Monday 25 April 2011

Not feeling it

I’m only about a thousand words short of my word count, but I’ve stopped halfway through writing my final scene. Why? I’m not feeling it, even though I know the setting and idea for the scene is very romantic and I was really excited about getting to it. I have been known to write a final scene with a box of tissues on my desk to mop up the excess liquid draining from my eyes as I type, and I’ve written enough books to know that if the scene isn’t punching me in the gut, it’s not going to grab readers emotionally either.


The final scene is where there should be all the emotional pay-off for all the things you’ve been setting up throughout the book. So, if the emotion isn’t there as strong as I want it to be, it means I haven’t got all my ducks in a row earlier down the line.

I have a gut feeling this all may relate to my hero. Since I’m basing this book on Hans Christian Anderson’s fairy tale of A Little Mermaid I gave my hero a fiancée, as the prince in the story is in love with another girl and marries her at the end of the tale. This was a strange move for me, because I’m not a fan of chucking ‘the other woman’ in to up the conflict, but I made sure that it was clear from the start that my hero was not fully emotionally invested in his long-distance relationship, and made sure that it was deeper, internal issues that were really keeping him from pursuing a romance with the heroine.
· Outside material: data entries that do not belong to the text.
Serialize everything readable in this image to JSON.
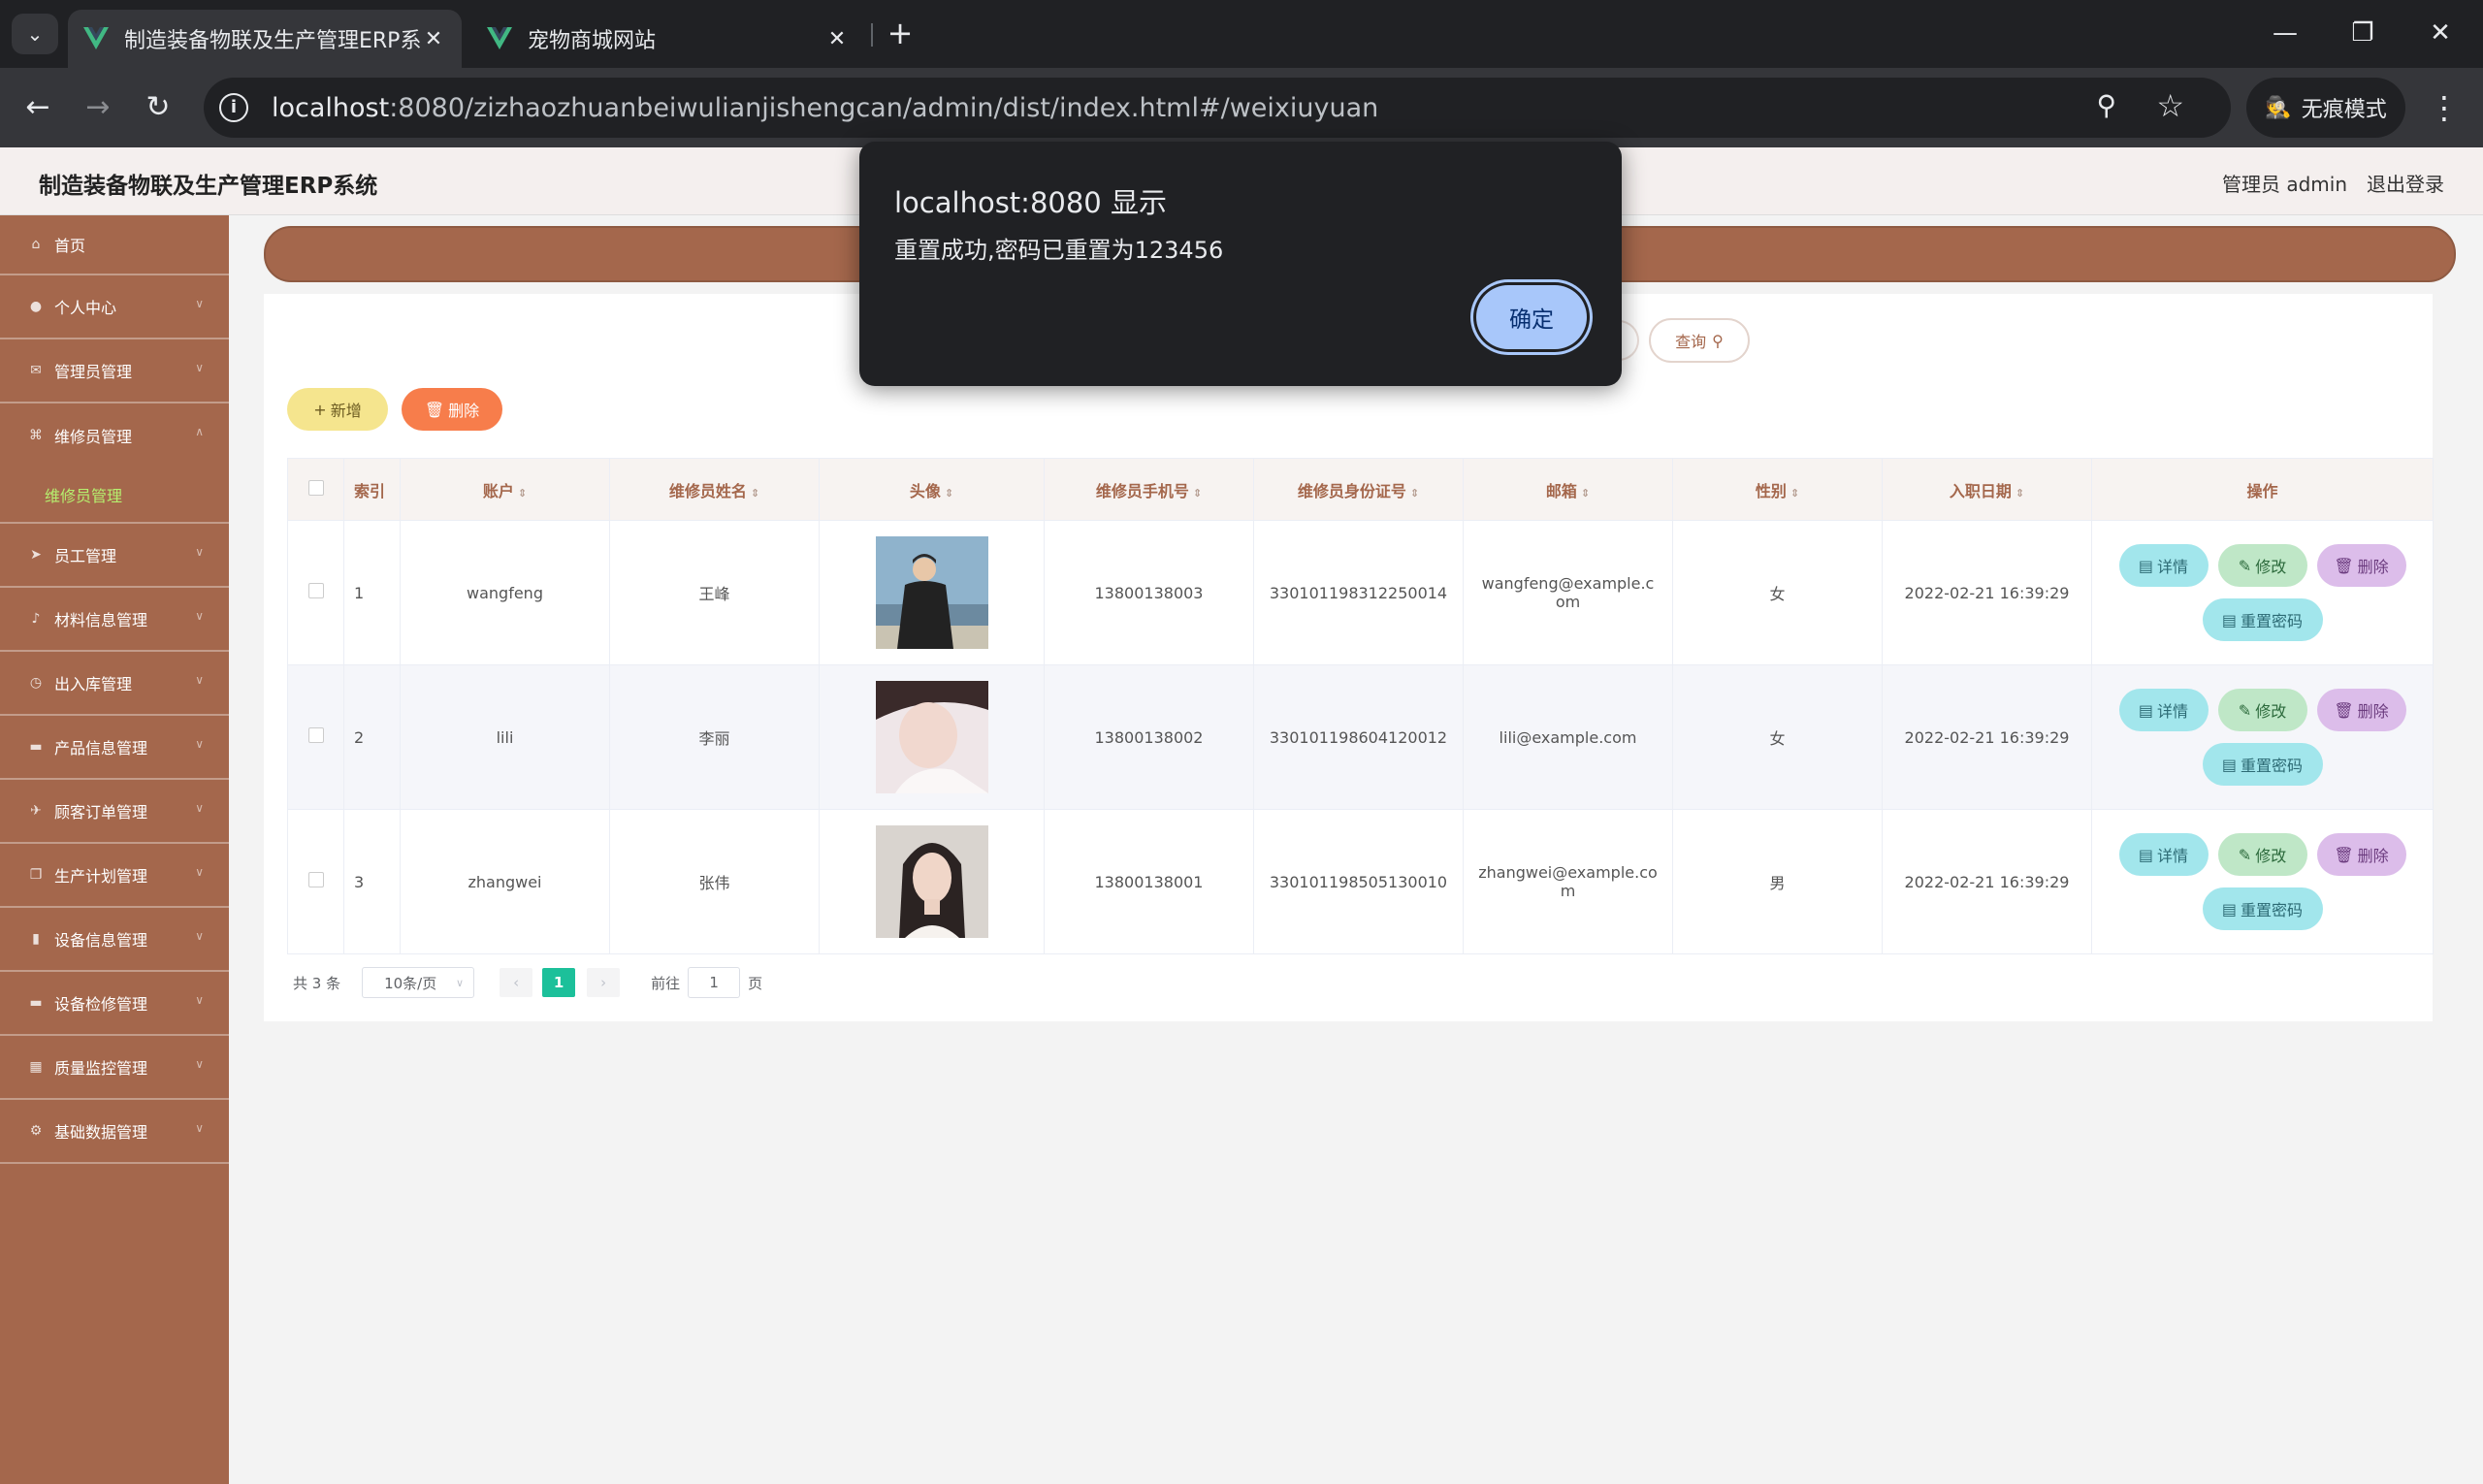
{
  "browser": {
    "tabs": [
      {
        "title": "制造装备物联及生产管理ERP系",
        "active": true
      },
      {
        "title": "宠物商城网站",
        "active": false
      }
    ],
    "url_host": "localhost",
    "url_rest": ":8080/zizhaozhuanbeiwulianjishengcan/admin/dist/index.html#/weixiuyuan",
    "incognito_label": "无痕模式"
  },
  "app": {
    "title": "制造装备物联及生产管理ERP系统",
    "user": "管理员 admin",
    "logout": "退出登录"
  },
  "sidebar": {
    "items": [
      {
        "label": "首页",
        "icon": "home-icon"
      },
      {
        "label": "个人中心",
        "icon": "user-icon"
      },
      {
        "label": "管理员管理",
        "icon": "mail-icon"
      },
      {
        "label": "维修员管理",
        "icon": "lock-icon",
        "expanded": true
      },
      {
        "label": "员工管理",
        "icon": "send-icon"
      },
      {
        "label": "材料信息管理",
        "icon": "microphone-icon"
      },
      {
        "label": "出入库管理",
        "icon": "clock-icon"
      },
      {
        "label": "产品信息管理",
        "icon": "chat-icon"
      },
      {
        "label": "顾客订单管理",
        "icon": "plane-icon"
      },
      {
        "label": "生产计划管理",
        "icon": "copy-icon"
      },
      {
        "label": "设备信息管理",
        "icon": "chart-icon"
      },
      {
        "label": "设备检修管理",
        "icon": "message-icon"
      },
      {
        "label": "质量监控管理",
        "icon": "grid-icon"
      },
      {
        "label": "基础数据管理",
        "icon": "cog-icon"
      }
    ],
    "subitem": "维修员管理"
  },
  "toolbar": {
    "search": "查询",
    "add": "新增",
    "delete": "删除"
  },
  "table": {
    "headers": [
      "索引",
      "账户",
      "维修员姓名",
      "头像",
      "维修员手机号",
      "维修员身份证号",
      "邮箱",
      "性别",
      "入职日期",
      "操作"
    ],
    "rows": [
      {
        "index": "1",
        "account": "wangfeng",
        "name": "王峰",
        "phone": "13800138003",
        "id_card": "330101198312250014",
        "email": "wangfeng@example.com",
        "gender": "女",
        "date": "2022-02-21 16:39:29"
      },
      {
        "index": "2",
        "account": "lili",
        "name": "李丽",
        "phone": "13800138002",
        "id_card": "330101198604120012",
        "email": "lili@example.com",
        "gender": "女",
        "date": "2022-02-21 16:39:29"
      },
      {
        "index": "3",
        "account": "zhangwei",
        "name": "张伟",
        "phone": "13800138001",
        "id_card": "330101198505130010",
        "email": "zhangwei@example.com",
        "gender": "男",
        "date": "2022-02-21 16:39:29"
      }
    ],
    "actions": {
      "detail": "详情",
      "edit": "修改",
      "delete": "删除",
      "reset": "重置密码"
    }
  },
  "pagination": {
    "total": "共 3 条",
    "page_size": "10条/页",
    "current_page": "1",
    "goto_prefix": "前往",
    "goto_value": "1",
    "goto_suffix": "页"
  },
  "alert": {
    "title": "localhost:8080 显示",
    "message": "重置成功,密码已重置为123456",
    "ok": "确定"
  },
  "colors": {
    "accent": "#a4674c",
    "submenu_active": "#b6f06f",
    "page_active": "#1cc09a",
    "dialog_button": "#a8c7fa"
  }
}
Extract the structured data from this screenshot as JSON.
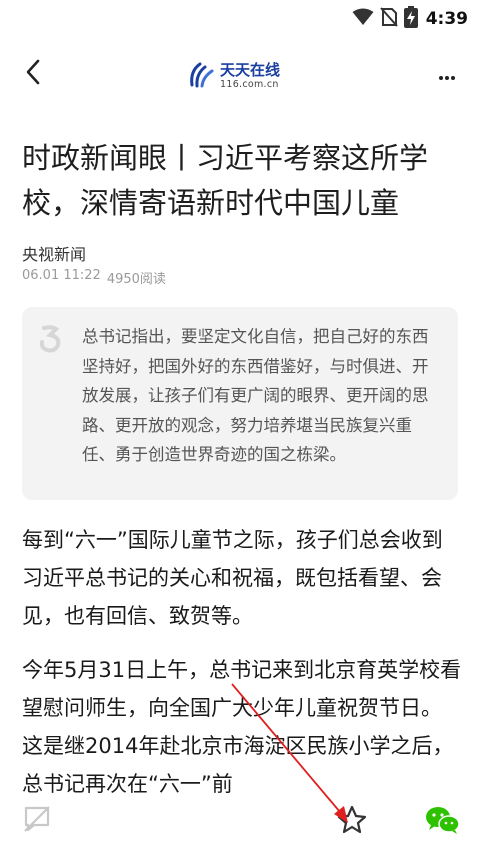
{
  "status_bar": {
    "time": "4:39"
  },
  "brand": {
    "name": "天天在线",
    "domain": "116.com.cn"
  },
  "article": {
    "title": "时政新闻眼丨习近平考察这所学校，深情寄语新时代中国儿童",
    "source": "央视新闻",
    "date": "06.01 11:22",
    "reads": "4950阅读",
    "quote": "总书记指出，要坚定文化自信，把自己好的东西坚持好，把国外好的东西借鉴好，与时俱进、开放发展，让孩子们有更广阔的眼界、更开阔的思路、更开放的观念，努力培养堪当民族复兴重任、勇于创造世界奇迹的国之栋梁。",
    "paragraph1": "每到“六一”国际儿童节之际，孩子们总会收到习近平总书记的关心和祝福，既包括看望、会见，也有回信、致贺等。",
    "paragraph2": "今年5月31日上午，总书记来到北京育英学校看望慰问师生，向全国广大少年儿童祝贺节日。这是继2014年赴北京市海淀区民族小学之后，总书记再次在“六一”前"
  },
  "colors": {
    "brand_blue": "#1a3fa0",
    "annotation_red": "#e02020",
    "wechat_green": "#2dc100",
    "quote_bg": "#f3f3f3"
  },
  "icons": {
    "back": "chevron-left-icon",
    "more": "more-dots-icon",
    "quote": "quote-mark-icon",
    "comment": "comment-off-icon",
    "favorite": "star-icon",
    "share": "wechat-icon"
  }
}
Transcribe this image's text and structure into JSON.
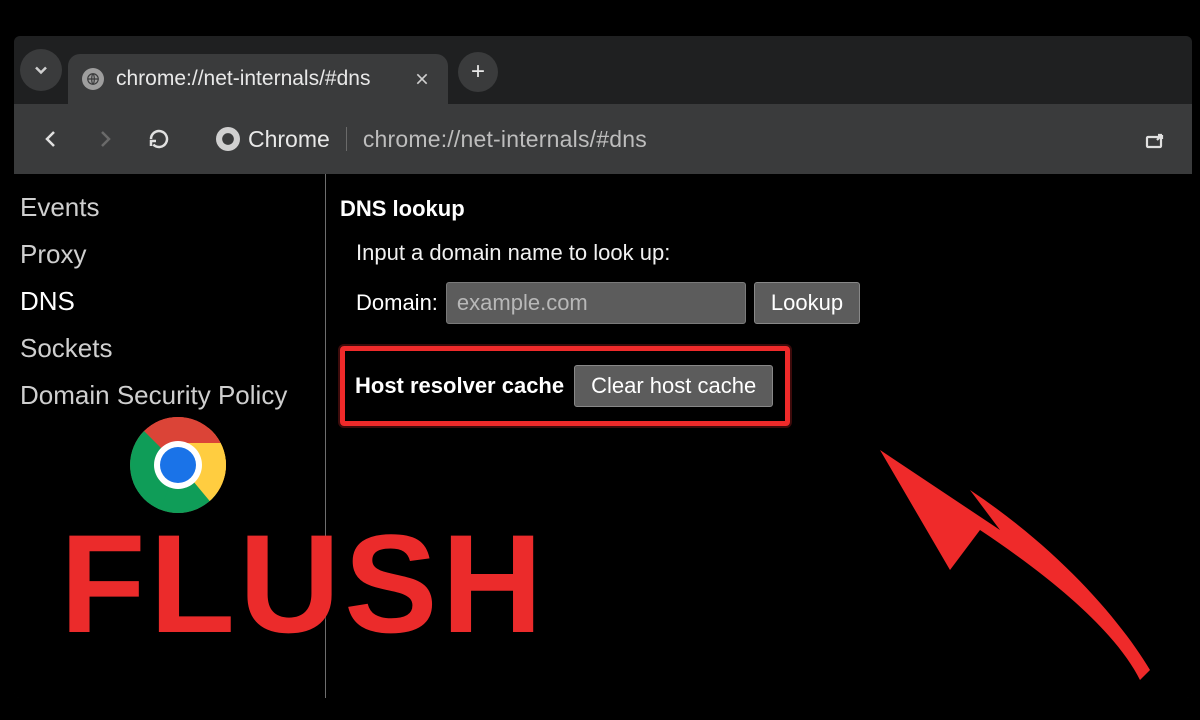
{
  "tab": {
    "title": "chrome://net-internals/#dns"
  },
  "toolbar": {
    "chip_label": "Chrome",
    "url": "chrome://net-internals/#dns"
  },
  "sidebar": {
    "items": [
      {
        "label": "Events"
      },
      {
        "label": "Proxy"
      },
      {
        "label": "DNS"
      },
      {
        "label": "Sockets"
      },
      {
        "label": "Domain Security Policy"
      }
    ],
    "active_index": 2
  },
  "main": {
    "section_title": "DNS lookup",
    "hint": "Input a domain name to look up:",
    "domain_label": "Domain:",
    "domain_placeholder": "example.com",
    "lookup_button": "Lookup",
    "cache_label": "Host resolver cache",
    "clear_button": "Clear host cache"
  },
  "overlay": {
    "flush_text": "FLUSH"
  }
}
However, I’m wondering his engagement is part of the problem. It’s external conflict, and even though I’ve backed it up with stronger internal conflict, I think it might have to go. The internal conflict on its own will have to work twice as hard in the second half of the book in that case.


Unfortunately, I think it’s time to rip my story apart and put it back together again. I dithered about putting the fiancée in the story to start off with, but sometimes the only way you can find out if something is going to work is if you try it. And if you never make bold choices in your writing you end up staying in ‘safe’ territory. And Finn McLeod is a man who despises ‘safe’. I think I need to give him the rollercoaster ride he deserves.

1 comment:

Janet Ch said...

"Unfortunately, I think it’s time to rip my story apart and put it back together again,"

That sound very daunting. But didn't you do something equally as daunting with Blind Date Baby? Scrapped most of the book and rewrote it in a couple of weeks?